Truth that Tells, Truth that Sells

Learning from mistakes. Growing through change. The value of experience. Life’s greatest lessons are learned by living through memorable situations, whether good or bad, and not just talking about them. That’s why your mom was able to “get through to you” with stories of her high school mistakes in ways that she never would have if she had just said, “Don’t do it. You’ll be sorry.” When presenting an agenda, giving a speech, or trying to illustrate a point, actual experiences can be as strong as cold fact.

Captain Charlie Plumb, a jet fighter pilot who was shot down, forced to parachute into enemy hands, and held as a prisoner of war for nearly six years during the Vietnam War, tells a fascinating story. Several years after he was released from the POW camp, Charlie accidentally ran into the man who had packed his parachute! His story makes the point that none of us ever knows the impact we are having on the lives of others. And the point is so powerful that audiences remember it for years—even recapping it to their friends on the Internet and calling him years later to tell their own tales.

Whatever your message, stories will make it stronger: courage, determination, commitment, persistence, customer service, vision, caution, change. Consider all the stories that have created the rich cultures and legendary CEOs. There’s the story about the employee who made a costly mistake at IBM that cost the company $10,000, then walked into CEO Tom Watson’s office to offer his resignation. Watson’s famous line: “Why would I want your resignation? I just paid $10,000 for your education.” Then there’s the Disney story of Walt himself walking through the theme park, picking up trash.

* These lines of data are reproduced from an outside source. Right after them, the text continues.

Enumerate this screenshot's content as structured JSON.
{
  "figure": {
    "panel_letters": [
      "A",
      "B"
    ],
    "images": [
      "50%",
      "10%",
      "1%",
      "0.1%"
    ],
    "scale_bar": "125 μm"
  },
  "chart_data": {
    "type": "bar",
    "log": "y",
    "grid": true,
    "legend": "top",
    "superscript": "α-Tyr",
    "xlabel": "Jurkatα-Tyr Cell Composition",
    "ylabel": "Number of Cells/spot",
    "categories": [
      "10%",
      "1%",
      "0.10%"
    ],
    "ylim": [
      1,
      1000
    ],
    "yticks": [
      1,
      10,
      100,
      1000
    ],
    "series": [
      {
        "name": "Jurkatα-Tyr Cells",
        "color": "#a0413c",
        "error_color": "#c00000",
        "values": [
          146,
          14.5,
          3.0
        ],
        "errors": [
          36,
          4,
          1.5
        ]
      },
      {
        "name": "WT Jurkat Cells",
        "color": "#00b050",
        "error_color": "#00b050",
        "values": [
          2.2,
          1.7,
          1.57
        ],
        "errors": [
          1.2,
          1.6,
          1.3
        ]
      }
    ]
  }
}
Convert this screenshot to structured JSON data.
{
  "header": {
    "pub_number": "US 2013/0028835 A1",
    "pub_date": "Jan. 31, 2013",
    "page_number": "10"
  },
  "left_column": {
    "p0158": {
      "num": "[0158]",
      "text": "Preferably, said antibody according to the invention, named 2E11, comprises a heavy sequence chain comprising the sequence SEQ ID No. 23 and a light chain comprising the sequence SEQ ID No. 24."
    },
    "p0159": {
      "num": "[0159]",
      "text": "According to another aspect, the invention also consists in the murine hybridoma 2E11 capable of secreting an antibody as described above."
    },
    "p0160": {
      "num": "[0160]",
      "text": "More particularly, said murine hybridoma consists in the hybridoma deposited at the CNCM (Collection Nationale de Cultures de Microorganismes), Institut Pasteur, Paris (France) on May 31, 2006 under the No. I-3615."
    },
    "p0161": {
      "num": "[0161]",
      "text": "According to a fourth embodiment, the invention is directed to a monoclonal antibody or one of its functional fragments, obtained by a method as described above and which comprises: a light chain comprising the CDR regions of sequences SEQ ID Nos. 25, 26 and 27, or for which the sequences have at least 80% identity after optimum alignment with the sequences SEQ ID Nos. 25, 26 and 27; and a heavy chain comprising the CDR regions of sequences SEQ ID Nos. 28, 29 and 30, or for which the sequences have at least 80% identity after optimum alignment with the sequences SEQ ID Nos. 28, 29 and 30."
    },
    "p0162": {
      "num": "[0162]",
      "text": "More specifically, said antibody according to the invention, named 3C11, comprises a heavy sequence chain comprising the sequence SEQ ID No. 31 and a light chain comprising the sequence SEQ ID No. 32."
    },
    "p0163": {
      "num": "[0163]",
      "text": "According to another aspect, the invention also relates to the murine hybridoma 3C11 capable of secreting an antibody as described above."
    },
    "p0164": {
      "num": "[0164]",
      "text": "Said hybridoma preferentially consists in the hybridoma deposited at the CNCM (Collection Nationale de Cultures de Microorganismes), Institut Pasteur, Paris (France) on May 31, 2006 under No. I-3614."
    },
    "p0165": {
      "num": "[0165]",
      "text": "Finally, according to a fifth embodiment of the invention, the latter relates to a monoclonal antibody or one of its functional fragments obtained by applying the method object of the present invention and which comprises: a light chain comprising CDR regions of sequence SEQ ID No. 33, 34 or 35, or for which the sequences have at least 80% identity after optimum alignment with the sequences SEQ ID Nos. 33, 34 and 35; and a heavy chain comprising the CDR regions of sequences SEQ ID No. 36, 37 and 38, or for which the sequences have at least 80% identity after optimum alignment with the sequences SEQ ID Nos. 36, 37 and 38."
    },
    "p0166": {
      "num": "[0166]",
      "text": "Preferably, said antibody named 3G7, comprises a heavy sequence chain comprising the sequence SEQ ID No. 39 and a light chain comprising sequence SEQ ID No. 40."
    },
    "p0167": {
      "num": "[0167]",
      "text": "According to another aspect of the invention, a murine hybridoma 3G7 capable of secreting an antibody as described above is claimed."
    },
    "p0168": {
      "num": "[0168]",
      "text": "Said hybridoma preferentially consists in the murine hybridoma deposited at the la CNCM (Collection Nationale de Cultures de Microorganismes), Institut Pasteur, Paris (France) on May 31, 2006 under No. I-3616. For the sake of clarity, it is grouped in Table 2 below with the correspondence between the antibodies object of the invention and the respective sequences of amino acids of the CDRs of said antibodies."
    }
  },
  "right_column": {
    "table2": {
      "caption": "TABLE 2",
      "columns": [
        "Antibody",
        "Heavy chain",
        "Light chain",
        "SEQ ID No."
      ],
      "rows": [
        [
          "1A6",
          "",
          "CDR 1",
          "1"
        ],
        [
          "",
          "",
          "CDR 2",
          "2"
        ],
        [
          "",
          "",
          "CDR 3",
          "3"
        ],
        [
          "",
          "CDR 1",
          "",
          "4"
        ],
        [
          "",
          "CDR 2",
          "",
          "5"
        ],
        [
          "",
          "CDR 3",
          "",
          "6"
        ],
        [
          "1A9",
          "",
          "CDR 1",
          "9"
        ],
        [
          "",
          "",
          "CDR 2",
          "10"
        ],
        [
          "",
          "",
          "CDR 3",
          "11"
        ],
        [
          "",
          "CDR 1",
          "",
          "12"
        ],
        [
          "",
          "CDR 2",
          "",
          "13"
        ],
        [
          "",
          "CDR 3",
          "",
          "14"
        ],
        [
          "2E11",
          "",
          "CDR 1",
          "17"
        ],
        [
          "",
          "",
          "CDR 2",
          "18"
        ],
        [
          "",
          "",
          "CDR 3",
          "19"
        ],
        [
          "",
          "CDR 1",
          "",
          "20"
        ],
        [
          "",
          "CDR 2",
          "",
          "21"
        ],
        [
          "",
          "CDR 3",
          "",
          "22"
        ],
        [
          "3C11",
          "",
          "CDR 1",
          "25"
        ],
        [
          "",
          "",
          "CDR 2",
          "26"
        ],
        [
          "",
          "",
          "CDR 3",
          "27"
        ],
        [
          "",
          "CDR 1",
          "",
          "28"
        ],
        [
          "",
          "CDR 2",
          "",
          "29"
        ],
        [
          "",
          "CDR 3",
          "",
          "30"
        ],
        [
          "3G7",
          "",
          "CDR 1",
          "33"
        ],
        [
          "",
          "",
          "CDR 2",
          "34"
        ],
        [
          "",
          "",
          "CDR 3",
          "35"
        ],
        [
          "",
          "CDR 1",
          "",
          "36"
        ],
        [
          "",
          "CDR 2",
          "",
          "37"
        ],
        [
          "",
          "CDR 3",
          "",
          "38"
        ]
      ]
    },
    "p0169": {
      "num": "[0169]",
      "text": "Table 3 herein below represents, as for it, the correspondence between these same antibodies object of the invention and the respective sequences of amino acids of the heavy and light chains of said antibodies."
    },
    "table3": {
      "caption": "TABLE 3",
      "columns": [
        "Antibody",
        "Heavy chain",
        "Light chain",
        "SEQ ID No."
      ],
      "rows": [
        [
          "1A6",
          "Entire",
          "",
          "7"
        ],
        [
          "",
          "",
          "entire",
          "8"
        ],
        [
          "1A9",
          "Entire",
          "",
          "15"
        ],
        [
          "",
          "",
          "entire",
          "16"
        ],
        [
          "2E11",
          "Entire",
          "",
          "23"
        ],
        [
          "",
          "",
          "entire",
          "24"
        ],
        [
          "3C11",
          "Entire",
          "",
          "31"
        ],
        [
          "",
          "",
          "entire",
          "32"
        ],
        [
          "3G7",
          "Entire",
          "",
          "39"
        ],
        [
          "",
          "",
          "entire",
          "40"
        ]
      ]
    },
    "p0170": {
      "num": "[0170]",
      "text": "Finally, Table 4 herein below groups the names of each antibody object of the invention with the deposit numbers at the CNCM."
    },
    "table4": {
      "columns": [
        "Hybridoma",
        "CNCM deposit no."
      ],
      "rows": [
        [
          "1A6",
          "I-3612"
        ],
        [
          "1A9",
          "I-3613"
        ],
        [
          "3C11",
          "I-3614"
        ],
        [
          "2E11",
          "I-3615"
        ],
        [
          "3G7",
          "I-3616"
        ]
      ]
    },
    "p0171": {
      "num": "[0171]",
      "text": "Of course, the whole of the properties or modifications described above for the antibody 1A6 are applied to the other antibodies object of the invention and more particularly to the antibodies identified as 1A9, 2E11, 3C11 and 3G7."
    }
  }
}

There’s the story of Sam Walton driving to work every day with his lunch in a brown bag. There’s the story of the Marriott bell captain giving a hotel guest his own shoes to wear for an early morning job interview. As a teenager in my first job at Six Flags over Texas theme parks, I heard stories about hosts and hostesses being sent home from work if they got a drip of chocolate ice cream on their white tennis shoes. You can be sure we didn’t show up with dirty shoes and disheveled hair if we wanted to be issued a uniform for the day and keep a summer job.

Such culture-creating stories still surface during my consulting projects. Perry, a financial advisor and now regional manager of a large brokerage house, encourages his trainees to use more stories in their sales presentations with clients by telling his own story of an earlier lost account. He was competing with another brokerage house for the 401(k) funds at a large hospital system in the Northeast. The hospital invited him and a competitor in to make a presentation to the group of employees, after which the employees could choose where to invest their 401(k) funds. Perry walked in with all the facts on his side—better yields, better customer service ratings, wider fund choices, more flexibility in the plans. His competitor walked in with a better presentation. She focused on a few stories of how her company got involved in the lives of their clients, helping them to achieve their personal goals, particularly in times of crisis. She walked away with 92 percent of the employee accounts; Perry, 8 percent. He attributed the loss solely to his competitor’s use of stories to make her points memorable.

Two years ago I heard Colin Powell address an audience in Chicago, where he captivated the crowd––not with platitudes, statistics, and studies about leadership––but with stories of leadership and what makes America great. He ended with a story about a Chicago restaurant owner and a group of foreign exchange students who couldn’t pay their dinner bill for the evening. Powell’s point was that the generosity of America would best be demonstrated to the world individual by individual rather than through acts of government. Drive your point home with a well-chosen story. On the other hand, never use a $100 story in a three-minute time slot to make a nickel point. Make sure the point deserves a story. Consider carefully as you develop your message. Is your goal that of retention and impact? If so, create, shape, and deliver accordingly, with analogies, statistics, and words that persuade listeners to believe in the point you’re making.